O Natal


A cidade está toda enfeitada. Ruas, praças e monumentos estão decorados e seus efeitos aparecem mais à noite, quando luzes multicoloridas piscam sem parar. Várias residências enfeitam as suas fachadas e os seus jardins. As lojas capricham na decoração também. Todos entram no clima de fraternidade para comemorar o nascimento do Salvador. Os presentes são o assunto do momento. Muito importante também é a escolha do local da ceia. Tudo é minuciosamente preparado. Até as músicas são calmas, suaves e transmitem uma sensação de paz e harmonia.
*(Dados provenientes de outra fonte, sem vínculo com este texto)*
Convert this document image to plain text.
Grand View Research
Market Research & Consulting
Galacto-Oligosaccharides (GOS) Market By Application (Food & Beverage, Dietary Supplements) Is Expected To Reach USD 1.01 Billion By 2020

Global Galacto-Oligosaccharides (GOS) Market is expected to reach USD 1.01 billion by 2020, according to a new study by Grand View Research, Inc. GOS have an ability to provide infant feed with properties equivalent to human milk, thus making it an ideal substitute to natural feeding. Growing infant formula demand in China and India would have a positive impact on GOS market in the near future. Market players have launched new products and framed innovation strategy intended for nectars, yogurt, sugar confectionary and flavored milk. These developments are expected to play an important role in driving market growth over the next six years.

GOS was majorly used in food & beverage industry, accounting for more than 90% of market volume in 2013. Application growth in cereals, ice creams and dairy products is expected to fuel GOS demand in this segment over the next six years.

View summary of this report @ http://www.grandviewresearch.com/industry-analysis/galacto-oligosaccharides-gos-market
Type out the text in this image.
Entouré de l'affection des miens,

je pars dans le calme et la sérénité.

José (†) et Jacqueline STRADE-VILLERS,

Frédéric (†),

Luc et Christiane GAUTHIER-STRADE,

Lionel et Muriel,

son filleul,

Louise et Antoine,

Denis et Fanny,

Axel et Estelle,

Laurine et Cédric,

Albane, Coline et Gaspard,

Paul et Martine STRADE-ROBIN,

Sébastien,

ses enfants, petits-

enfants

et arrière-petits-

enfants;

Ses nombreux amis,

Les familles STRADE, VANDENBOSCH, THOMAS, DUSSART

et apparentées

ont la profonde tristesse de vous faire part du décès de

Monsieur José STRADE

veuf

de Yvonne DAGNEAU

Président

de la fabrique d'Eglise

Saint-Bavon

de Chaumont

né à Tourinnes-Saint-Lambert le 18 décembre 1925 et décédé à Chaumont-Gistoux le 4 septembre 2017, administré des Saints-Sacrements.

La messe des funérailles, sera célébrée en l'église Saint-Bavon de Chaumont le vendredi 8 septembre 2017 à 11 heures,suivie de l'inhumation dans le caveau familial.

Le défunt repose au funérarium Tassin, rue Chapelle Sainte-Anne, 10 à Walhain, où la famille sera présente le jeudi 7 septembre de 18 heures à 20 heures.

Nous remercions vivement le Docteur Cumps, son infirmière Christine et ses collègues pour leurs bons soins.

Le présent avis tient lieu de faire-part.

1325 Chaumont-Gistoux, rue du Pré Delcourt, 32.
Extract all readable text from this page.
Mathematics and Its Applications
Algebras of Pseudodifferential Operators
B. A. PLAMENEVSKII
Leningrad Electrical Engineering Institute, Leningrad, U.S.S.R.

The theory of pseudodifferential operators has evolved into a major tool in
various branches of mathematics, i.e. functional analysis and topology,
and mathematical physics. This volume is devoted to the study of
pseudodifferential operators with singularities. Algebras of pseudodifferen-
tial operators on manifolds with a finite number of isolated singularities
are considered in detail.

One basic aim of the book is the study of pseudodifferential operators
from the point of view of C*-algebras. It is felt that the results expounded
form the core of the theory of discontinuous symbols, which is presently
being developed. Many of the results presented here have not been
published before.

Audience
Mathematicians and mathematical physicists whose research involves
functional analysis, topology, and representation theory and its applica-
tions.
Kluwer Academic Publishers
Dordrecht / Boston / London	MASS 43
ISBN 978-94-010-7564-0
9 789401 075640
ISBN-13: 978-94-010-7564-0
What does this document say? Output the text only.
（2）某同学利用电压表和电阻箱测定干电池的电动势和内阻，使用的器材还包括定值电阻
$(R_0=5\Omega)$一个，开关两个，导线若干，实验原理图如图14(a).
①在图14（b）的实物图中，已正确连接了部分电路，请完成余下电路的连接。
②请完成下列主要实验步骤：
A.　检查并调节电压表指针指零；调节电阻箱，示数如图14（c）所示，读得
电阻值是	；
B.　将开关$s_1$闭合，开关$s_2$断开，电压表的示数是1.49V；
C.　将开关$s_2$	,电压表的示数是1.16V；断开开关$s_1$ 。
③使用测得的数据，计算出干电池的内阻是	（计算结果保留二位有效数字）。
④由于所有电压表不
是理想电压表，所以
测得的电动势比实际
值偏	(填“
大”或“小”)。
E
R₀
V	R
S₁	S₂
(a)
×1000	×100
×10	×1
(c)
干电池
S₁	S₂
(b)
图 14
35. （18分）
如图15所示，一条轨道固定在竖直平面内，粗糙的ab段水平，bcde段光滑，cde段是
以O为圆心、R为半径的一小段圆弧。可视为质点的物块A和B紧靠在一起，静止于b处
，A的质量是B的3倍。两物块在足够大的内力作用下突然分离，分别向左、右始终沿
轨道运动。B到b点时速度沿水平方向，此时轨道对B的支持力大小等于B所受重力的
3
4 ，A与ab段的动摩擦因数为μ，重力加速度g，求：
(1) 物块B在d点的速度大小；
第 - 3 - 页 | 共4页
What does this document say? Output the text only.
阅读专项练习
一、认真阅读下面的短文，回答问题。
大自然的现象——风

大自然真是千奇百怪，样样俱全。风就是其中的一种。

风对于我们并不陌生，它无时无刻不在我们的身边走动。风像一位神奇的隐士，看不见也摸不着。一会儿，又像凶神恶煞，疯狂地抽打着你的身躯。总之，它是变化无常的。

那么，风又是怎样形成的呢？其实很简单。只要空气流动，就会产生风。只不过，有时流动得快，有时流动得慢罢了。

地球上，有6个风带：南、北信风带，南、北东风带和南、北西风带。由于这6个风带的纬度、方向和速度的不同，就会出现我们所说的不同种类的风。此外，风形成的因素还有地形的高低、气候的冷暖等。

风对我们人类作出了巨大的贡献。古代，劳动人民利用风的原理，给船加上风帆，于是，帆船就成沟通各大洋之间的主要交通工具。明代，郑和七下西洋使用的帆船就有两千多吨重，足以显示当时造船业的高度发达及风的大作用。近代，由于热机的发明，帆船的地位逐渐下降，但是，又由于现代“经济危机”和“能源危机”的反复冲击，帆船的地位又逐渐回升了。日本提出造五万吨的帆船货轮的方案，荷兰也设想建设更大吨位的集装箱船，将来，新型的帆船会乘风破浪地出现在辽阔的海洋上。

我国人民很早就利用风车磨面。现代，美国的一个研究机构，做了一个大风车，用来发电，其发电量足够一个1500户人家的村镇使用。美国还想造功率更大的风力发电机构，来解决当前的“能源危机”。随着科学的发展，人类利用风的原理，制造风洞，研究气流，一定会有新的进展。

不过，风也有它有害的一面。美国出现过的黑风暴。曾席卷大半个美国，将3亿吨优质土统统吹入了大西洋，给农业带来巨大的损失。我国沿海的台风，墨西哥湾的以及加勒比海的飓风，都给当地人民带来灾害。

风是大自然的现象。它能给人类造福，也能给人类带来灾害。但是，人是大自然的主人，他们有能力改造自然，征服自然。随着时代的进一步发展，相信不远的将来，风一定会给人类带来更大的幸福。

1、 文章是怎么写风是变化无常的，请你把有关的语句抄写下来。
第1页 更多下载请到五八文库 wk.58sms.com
Mas os problemas não desaparecem por causa do clima de festa. Não muito distante do Papai Noel, com sua roupa vermelha e o saco de presentes, o mendigo pede algo para comer. Na porta da loja, que exibe presentes caros, um menor carente tenta conseguir um trocado para levar para casa. Rondando o supermercado, com prateleiras repletas de guloseimas para a ceia, os catadores procuram restos. Como mudar isso?

Seria o caso de reclamar da falta de solidariedade? Talvez, não. Sabemos que várias pessoas se dedicam aos mais necessitados. A maioria sem grandes recursos também. Fazem campanha para arrecadar alimentos e brinquedos para os que não sabem o que é esta festa. Geralmente nem recebem apoio ou reconhecimento pelo que fazem. Seriam esses anônimos os verdadeiros papais noéis? Como se vê, não é preciso vestir uniforme para fazer caridade. Basta ter boa vontade e sensibilidade para lembrar que existem outras pessoas mais necessitadas do que nós.

Diz a lenda que o bom velhinho, que era solitário, tirava um dia do ano para recompensar os garotos que tinham se comportado bem. Na calada da noite, sem ninguém perceber, entrava pela chaminé da casa e deixava um presente proporcional às boas ações da criança. Trabalhava o ano todo em sua fábrica só para isso. Sua satisfação era ver a alegria no rosto de cada um. Seu único critério para definir o valor do presente era o merecimento, independentemente do poder aquisitivo.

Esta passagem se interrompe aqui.